All these efforts are behind the scenes.  They are letters, emails, and listening to the other side of the debate.  These types of activities must continue.  But are they enough?  For a politician at the local level is it’s just another letter.  Just another email in the inbox.   Have I put a voice to my side of the issue?
All politics are local.  Until now I have missed the biggest opportunity to influence the process that I am given.   I must talk to the person I help elect.  I have not influenced the political narrative about my golf course, my industry and about pesticides.  If I do not tell my story, who will?   The elected officials need to hear about the health benefits of the game of golf, how my facility is a steward of the environment, and how I only use pesticides when required.  Do they know that I use products that the federal government scientifically tests for safety or that I host research trials at my facility to aid in fungicide research?  All these points have been made by our associations at the federal and provincial levels.  Few of us are making this point at the local level where all politics take place.

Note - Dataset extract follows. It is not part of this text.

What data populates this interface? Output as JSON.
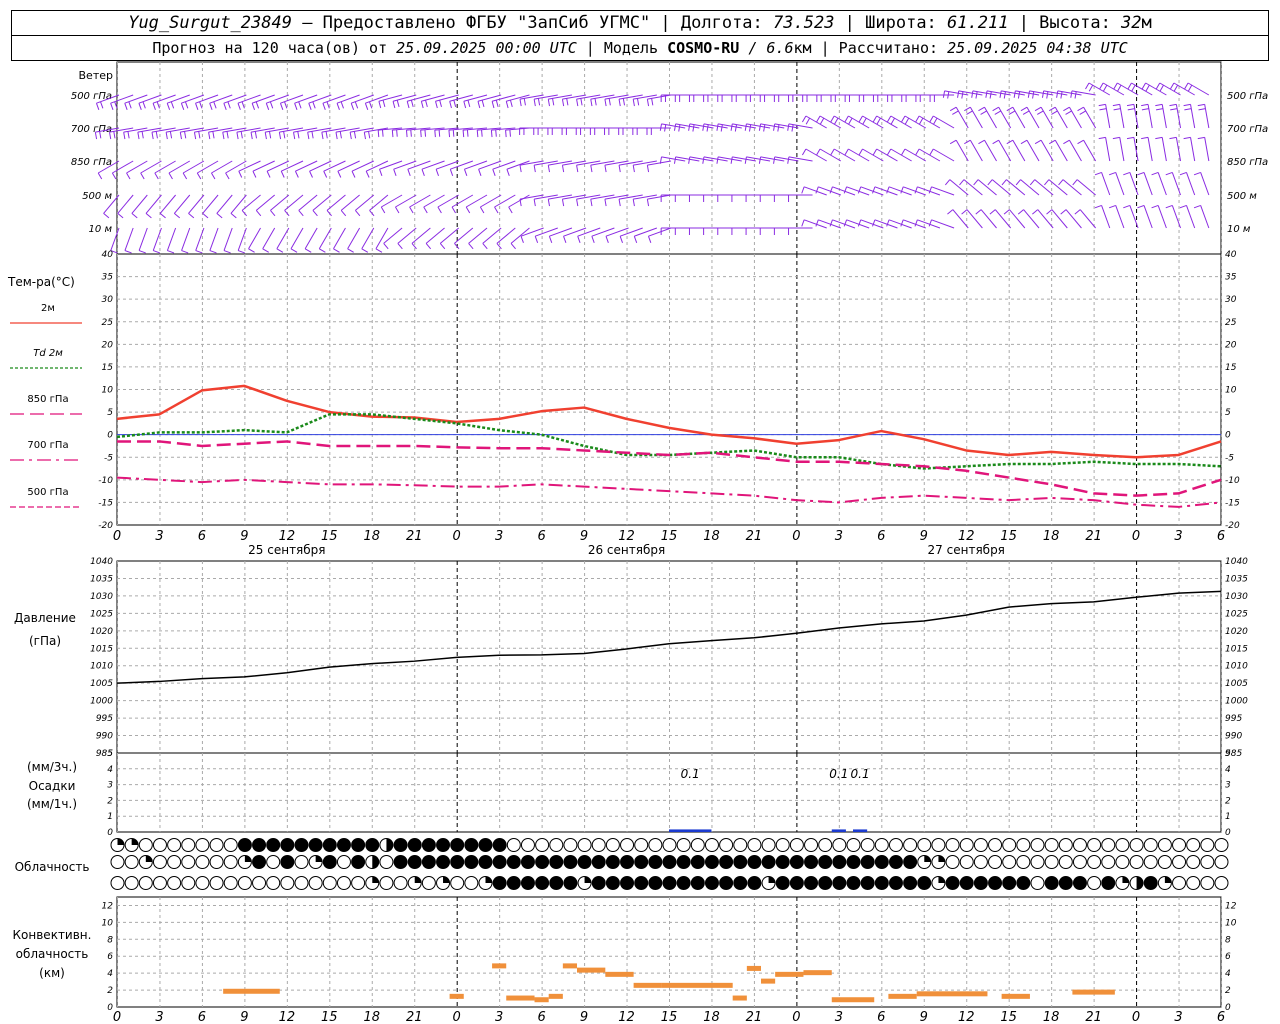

If the current legislation were to pass, my facility will shut down.   Most golf courses in BC will be dramatically affected by the proposed legislation.  I work in a competitive industry where golfers can vote with their dollars to play another golf course.  If conditions are not favourable in BC, golfers will go to Alberta, Montana, or Washington.  The local economy, the tax base, and the spin-offs the golf industry provides to our communities will be gone.
How did my local government come to support pesticide legislation?  I did not speak up at the local level.  I was busy running my golf course.  I now realize that if I do not speak up, soon I will not have a golf course to run and there will be plenty of time to think about what I should have done during the pesticide debate.
Have I done enough?  No.  Should my MLA, MP, and RDKE board members be expecting a call and a request for a face to face meeting?   Yes.
All politics are local – A phrase I must not forget and I encourage you to think about.